See if you can find other examples of audible stones in the Bible.
So what does God feel? The stones (and God) lament. Lamentations 2:8: “He made the ramparts and walls lament.” The 2nd chapter of Lamentations is discussing God’s anger and what he has done; yet here the ramparts – the obedient stones – are lamenting. Matthew 23: “O Jerusalem, Jerusalem…how often I have longed to gather your children together, as a hen gathers her chicks under her wings, and you were not willing.” Here are the stones of Jerusalem weeping and lamenting with God at what is happening.
So the Book of Jeremiah is about a lot of warnings and a lot of consequences for sin and a lot of judgment. And then Jeremiah writes a book specifically about lament to go with it.
So is there any consolation, any hope? What else can the stones say?
Praise and Worship
Jeremiah is a book of prophecy in the sense that it’s about a prophet to whom God gives a message of warning. But Jeremiah also has the honour of foretelling the messiah’s advent (chs 23 & 33): The days are coming when I will raise up for David a righteous Branch…This is the name by which he will be called: The Lord Our Righteous Saviour…in the villages around Jerusalem…flocks will again pass under the hand of the ones who counts them”.
Find other OT prophets who anticipated Christ’s Advent.
The expression “being saved” has vanished from our Christian vocabularies, but it is quite Biblical. What better place to stand than to be safe, to be saved? God calls Jesus a “saviour” throughout scripture. “He will save his people from their sins.” The Philippian jailer asked Paul and Silas, “What must I do to be saved?” – “Believe on the Lord Jesus Christ and you will be saved.” “If you will confess with your mouth Jesus as Lord and believe in your heart that God raised him from the dead, you will be saved” (Romans 10:9). The people of Israel and Judah would be saved from the Babylonians, they would be saved from judgment, and, best of all, they would be saved from their sins.
Luke 2:8-14. “Today in the town of David a Saviour has been born to you; he is the Messiah, the Lord…Suddenly a great company of the heavenly host appeared with the angel, praising God and saying, ‘Glory to God in the highest, and on earth peach, good will toward men’”.
Read Luke 19:37-40.
“Peace in heaven and glory in the highest!” “Blessed is the king who comes in the name of the Lord!”
Let’s talk more about stones. “…the whole crowd of disciples began joyfully to praise God in loud voices for all the miracles they had seen: Blessed is the king who comes in the name of the Lord!
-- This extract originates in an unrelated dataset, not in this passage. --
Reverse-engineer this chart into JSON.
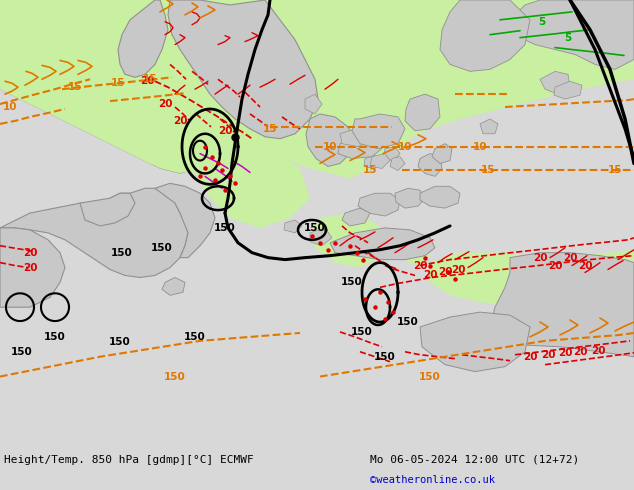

Peace in heaven and glory in the highest!”
“Some of the Pharisees in the crowd said to Jesus, “Teacher, rebuke your disciples!”
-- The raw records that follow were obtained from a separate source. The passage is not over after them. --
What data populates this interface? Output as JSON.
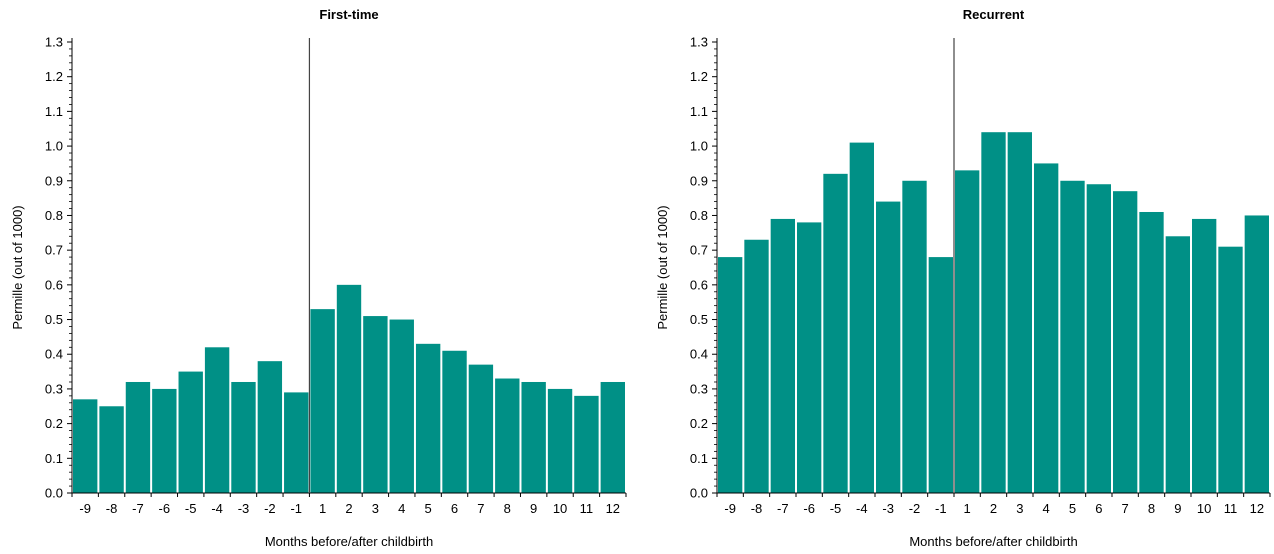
{
  "chart_data": [
    {
      "type": "bar",
      "title": "First-time",
      "xlabel": "Months before/after childbirth",
      "ylabel": "Permille (out of 1000)",
      "ylim": [
        0,
        1.3
      ],
      "yticks": [
        "0.0",
        "0.1",
        "0.2",
        "0.3",
        "0.4",
        "0.5",
        "0.6",
        "0.7",
        "0.8",
        "0.9",
        "1.0",
        "1.1",
        "1.2",
        "1.3"
      ],
      "categories": [
        "-9",
        "-8",
        "-7",
        "-6",
        "-5",
        "-4",
        "-3",
        "-2",
        "-1",
        "1",
        "2",
        "3",
        "4",
        "5",
        "6",
        "7",
        "8",
        "9",
        "10",
        "11",
        "12"
      ],
      "values": [
        0.27,
        0.25,
        0.32,
        0.3,
        0.35,
        0.42,
        0.32,
        0.38,
        0.29,
        0.53,
        0.6,
        0.51,
        0.5,
        0.43,
        0.41,
        0.37,
        0.33,
        0.32,
        0.3,
        0.28,
        0.32
      ],
      "childbirth_marker_between": [
        "-1",
        "1"
      ],
      "color": "#009086",
      "grid": false
    },
    {
      "type": "bar",
      "title": "Recurrent",
      "xlabel": "Months before/after childbirth",
      "ylabel": "Permille (out of 1000)",
      "ylim": [
        0,
        1.3
      ],
      "yticks": [
        "0.0",
        "0.1",
        "0.2",
        "0.3",
        "0.4",
        "0.5",
        "0.6",
        "0.7",
        "0.8",
        "0.9",
        "1.0",
        "1.1",
        "1.2",
        "1.3"
      ],
      "categories": [
        "-9",
        "-8",
        "-7",
        "-6",
        "-5",
        "-4",
        "-3",
        "-2",
        "-1",
        "1",
        "2",
        "3",
        "4",
        "5",
        "6",
        "7",
        "8",
        "9",
        "10",
        "11",
        "12"
      ],
      "values": [
        0.68,
        0.73,
        0.79,
        0.78,
        0.92,
        1.01,
        0.84,
        0.9,
        0.68,
        0.93,
        1.04,
        1.04,
        0.95,
        0.9,
        0.89,
        0.87,
        0.81,
        0.74,
        0.79,
        0.71,
        0.8
      ],
      "childbirth_marker_between": [
        "-1",
        "1"
      ],
      "color": "#009086",
      "grid": false
    }
  ]
}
“I tell you, he replied, “if they keep quiet, the very stones will cry out.”
Picture this. It’s the night Jesus was born. The shepherds are watching their flock. Suddenly a great company of angels appears, praising God. What if someone had then shouted at the glowing sky, “Stop it!” What if they’d shouted at the baby Jesus, “Rebuke those angels, Baby Jesus, shut them up!”
It’s absurd, blasphemous.
“Teacher, rebuke your disciples!”
“Oh no, if they keep quiet, these very stones would immediately cry out!”
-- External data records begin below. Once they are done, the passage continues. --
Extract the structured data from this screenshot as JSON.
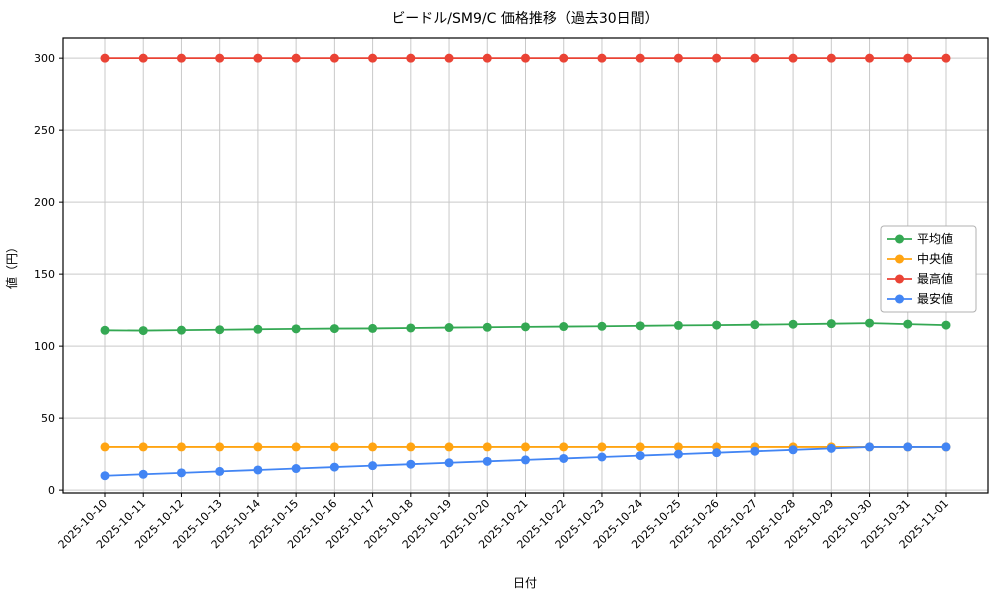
{
  "chart_data": {
    "type": "line",
    "title": "ビードル/SM9/C 価格推移（過去30日間）",
    "xlabel": "日付",
    "ylabel": "値（円）",
    "grid": true,
    "legend_position": "center right",
    "ylim": [
      -2,
      314
    ],
    "yticks": [
      0,
      50,
      100,
      150,
      200,
      250,
      300
    ],
    "x": [
      "2025-10-10",
      "2025-10-11",
      "2025-10-12",
      "2025-10-13",
      "2025-10-14",
      "2025-10-15",
      "2025-10-16",
      "2025-10-17",
      "2025-10-18",
      "2025-10-19",
      "2025-10-20",
      "2025-10-21",
      "2025-10-22",
      "2025-10-23",
      "2025-10-24",
      "2025-10-25",
      "2025-10-26",
      "2025-10-27",
      "2025-10-28",
      "2025-10-29",
      "2025-10-30",
      "2025-10-31",
      "2025-11-01"
    ],
    "series": [
      {
        "name": "平均値",
        "color": "#34a853",
        "values": [
          111,
          110.8,
          111.1,
          111.4,
          111.7,
          112,
          112.2,
          112.3,
          112.6,
          112.9,
          113.1,
          113.4,
          113.6,
          113.8,
          114.1,
          114.4,
          114.6,
          114.9,
          115.2,
          115.6,
          116,
          115.3,
          114.6
        ]
      },
      {
        "name": "中央値",
        "color": "#ffa412",
        "values": [
          30,
          30,
          30,
          30,
          30,
          30,
          30,
          30,
          30,
          30,
          30,
          30,
          30,
          30,
          30,
          30,
          30,
          30,
          30,
          30,
          30,
          30,
          30
        ]
      },
      {
        "name": "最高値",
        "color": "#ea4335",
        "values": [
          300,
          300,
          300,
          300,
          300,
          300,
          300,
          300,
          300,
          300,
          300,
          300,
          300,
          300,
          300,
          300,
          300,
          300,
          300,
          300,
          300,
          300,
          300
        ]
      },
      {
        "name": "最安値",
        "color": "#4285f4",
        "values": [
          10,
          11,
          12,
          13,
          14,
          15,
          16,
          17,
          18,
          19,
          20,
          21,
          22,
          23,
          24,
          25,
          26,
          27,
          28,
          29,
          30,
          30,
          30
        ]
      }
    ]
  }
}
Here’s God’s primitive creation speaking because it cannot keep quiet. This isn’t judgment but triumph. They shout, not in lament, but in praise.
Let’s mix the verses in Jeremiah and Luke together. “Today, in the town of David, a Righteous Branch sprouting from David’s line has been born to you. He is the Messiah, the Lord, Our Righteous Saviour.”
The stones lament because God must be judge. But he has provided a way of escape with Advent. And when he triumphs over sin, when sinners repent, when he is acknowledged as King, the stones cry out in praise and worship.
We live in a city built on, and built of, limestone. This Advent season, don’t leave it up to the stones to praise their Creator. God values your repentance and your praise far more.